Time: O(n). Space: O(1).

Intuition: ones holds bits that have appeared 1 mod 3 times, twos holds bits at 2 mod 3. When a bit hits 3, both reset to 0.

Missing Number (LC 268)¶

Array of n numbers from 0..n with one missing. XOR indices with values.

def missingNumber(nums):
    result = len(nums)
    for i, num in enumerate(nums):
        result ^= i ^ num
    return result

Time: O(n). Space: O(1).

Reverse Bits (LC 190)¶

Reverse all 32 bits of a number.

def reverseBits(n):
    result = 0
    for _ in range(32):
        result = (result << 1) | (n & 1)
        n >>= 1
    return result

Time: O(1) -- always 32 iterations. Space: O(1).

Find the Difference (LC 389)¶

String t is string s with one extra character. XOR all characters.

def findTheDifference(s, t):
    result = 0
    for char in s + t:
        result ^= ord(char)
    return chr(result)

Time: O(n).

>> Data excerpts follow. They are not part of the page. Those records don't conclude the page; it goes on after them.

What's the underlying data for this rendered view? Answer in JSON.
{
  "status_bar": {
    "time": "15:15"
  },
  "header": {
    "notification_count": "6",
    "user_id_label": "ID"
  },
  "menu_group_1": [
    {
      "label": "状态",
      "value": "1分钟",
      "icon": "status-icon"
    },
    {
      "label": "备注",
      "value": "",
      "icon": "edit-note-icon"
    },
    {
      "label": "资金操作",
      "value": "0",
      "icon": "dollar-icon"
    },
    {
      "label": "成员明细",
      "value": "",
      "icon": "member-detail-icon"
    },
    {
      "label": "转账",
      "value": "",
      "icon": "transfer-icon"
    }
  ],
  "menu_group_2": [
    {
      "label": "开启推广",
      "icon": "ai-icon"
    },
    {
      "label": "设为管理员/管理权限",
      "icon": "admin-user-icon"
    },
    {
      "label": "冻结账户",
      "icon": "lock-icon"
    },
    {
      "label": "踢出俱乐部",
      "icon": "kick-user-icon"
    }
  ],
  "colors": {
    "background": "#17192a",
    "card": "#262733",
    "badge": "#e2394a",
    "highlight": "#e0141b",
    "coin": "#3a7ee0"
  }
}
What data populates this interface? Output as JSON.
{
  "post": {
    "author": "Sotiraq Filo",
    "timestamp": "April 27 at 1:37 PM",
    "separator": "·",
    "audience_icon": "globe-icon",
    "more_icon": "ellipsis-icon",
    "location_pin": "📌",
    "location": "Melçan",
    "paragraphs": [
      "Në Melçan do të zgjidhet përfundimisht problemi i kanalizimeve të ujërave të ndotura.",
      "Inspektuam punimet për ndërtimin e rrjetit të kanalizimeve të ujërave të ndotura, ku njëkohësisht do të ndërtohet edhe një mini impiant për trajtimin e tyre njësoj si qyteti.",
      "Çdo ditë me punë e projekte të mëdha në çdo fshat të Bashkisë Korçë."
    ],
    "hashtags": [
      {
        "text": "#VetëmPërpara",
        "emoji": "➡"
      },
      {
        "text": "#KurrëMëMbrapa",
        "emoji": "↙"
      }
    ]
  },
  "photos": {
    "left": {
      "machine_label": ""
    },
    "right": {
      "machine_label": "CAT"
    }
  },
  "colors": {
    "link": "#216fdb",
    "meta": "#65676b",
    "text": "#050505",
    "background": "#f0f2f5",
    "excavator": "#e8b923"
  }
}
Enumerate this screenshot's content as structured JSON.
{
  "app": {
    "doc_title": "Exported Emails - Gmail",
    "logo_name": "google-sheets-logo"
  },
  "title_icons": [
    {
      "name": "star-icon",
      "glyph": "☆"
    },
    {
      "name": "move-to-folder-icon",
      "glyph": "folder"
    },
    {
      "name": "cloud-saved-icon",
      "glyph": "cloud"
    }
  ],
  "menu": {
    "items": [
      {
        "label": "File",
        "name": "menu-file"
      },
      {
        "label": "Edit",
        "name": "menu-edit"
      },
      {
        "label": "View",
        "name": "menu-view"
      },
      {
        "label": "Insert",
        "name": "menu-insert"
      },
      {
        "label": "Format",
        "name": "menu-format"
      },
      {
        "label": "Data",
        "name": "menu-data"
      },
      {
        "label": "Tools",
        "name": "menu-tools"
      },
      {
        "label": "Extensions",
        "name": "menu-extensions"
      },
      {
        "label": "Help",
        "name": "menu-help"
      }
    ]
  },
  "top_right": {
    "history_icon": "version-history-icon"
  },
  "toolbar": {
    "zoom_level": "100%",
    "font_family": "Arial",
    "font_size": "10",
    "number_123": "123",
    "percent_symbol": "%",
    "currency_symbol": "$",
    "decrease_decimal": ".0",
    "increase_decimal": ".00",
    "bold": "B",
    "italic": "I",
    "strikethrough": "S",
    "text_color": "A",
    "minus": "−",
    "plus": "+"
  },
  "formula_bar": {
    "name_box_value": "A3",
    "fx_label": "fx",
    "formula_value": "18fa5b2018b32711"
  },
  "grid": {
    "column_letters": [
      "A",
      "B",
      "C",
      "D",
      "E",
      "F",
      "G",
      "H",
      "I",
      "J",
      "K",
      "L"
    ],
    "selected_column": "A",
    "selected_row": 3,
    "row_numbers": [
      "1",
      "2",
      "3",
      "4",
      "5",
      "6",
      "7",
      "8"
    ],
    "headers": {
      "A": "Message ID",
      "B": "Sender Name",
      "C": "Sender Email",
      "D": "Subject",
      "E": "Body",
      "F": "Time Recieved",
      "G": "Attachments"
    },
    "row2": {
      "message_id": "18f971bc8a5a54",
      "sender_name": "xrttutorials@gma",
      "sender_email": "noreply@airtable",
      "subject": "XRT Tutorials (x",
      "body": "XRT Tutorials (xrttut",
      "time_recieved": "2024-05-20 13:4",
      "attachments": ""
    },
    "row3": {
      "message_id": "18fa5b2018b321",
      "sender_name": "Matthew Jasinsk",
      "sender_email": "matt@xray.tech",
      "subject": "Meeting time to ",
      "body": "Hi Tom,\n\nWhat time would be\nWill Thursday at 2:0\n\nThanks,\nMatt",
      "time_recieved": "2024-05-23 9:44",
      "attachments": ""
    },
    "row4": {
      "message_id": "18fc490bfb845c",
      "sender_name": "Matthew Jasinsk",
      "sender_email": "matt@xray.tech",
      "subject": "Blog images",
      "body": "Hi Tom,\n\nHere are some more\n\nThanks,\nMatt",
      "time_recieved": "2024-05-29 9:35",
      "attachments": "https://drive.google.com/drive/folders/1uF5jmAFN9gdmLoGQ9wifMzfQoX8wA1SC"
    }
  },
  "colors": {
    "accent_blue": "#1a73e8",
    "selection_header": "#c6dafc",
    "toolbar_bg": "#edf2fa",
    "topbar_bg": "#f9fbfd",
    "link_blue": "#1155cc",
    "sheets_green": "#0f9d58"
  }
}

Space: O(1).

Bitwise AND of Numbers Range (LC 201)¶

Find AND of all numbers in [m, n]. Right-shift both until they match -- the common prefix is the answer.

def rangeBitwiseAnd(m, n):
    shift = 0
    while m < n:
        m >>= 1
        n >>= 1
        shift += 1
    return m << shift

Time: O(log n). Space: O(1).

Intuition: Any bit position where m and n differ will have both 0 and 1 in the range, so AND produces 0 for that bit. Only the common high-bit prefix survives.

Gray Code (LC 89)¶

Generate n-bit Gray code sequence where consecutive numbers differ by one bit.

def grayCode(n):
    return [i ^ (i >> 1) for i in range(1 << n)]

Time: O(2^n). Space: O(1) excluding output.

Python-Specific Notes¶

Arbitrary precision integers. Python ints have unlimited bits, so there's no overflow. But this means ~x returns -(x+1), not a fixed-width complement.
No unsigned right shift. Python's >> always does arithmetic shift (sign-extending). To simulate 32-bit unsigned behavior:
```
# Treat as 32-bit unsigned
result = n & 0xFFFFFFFF
```
bin() and bit_count(). bin(x) gives the binary string. Python 3.10+ has int.bit_count() for popcount:
```
x = 13
bin(x)          # '0b1101'
x.bit_count()   # 3
```

Negative number masking. When a problem expects 32-bit integers, mask with 0xFFFFFFFF:

# Convert Python's arbitrary-precision negative to 32-bit representation
if result > 0x7FFFFFFF:
    result -= 0x100000000

Complexity Notes¶

Operation	Time	Space
Single bitwise op (AND, OR, XOR, shift)	O(1)	O(1)
Count set bits	O(k), k = set bits	O(1)
Enumerate all subsets of n elements	O(n * 2^n)	O(n)
Enumerate submasks of a mask	O(2^k), k = set bits	O(1)
XOR of n elements	O(n)	O(1)

Bit manipulation solutions typically achieve O(1) space, which is their main advantage over hash-based approaches.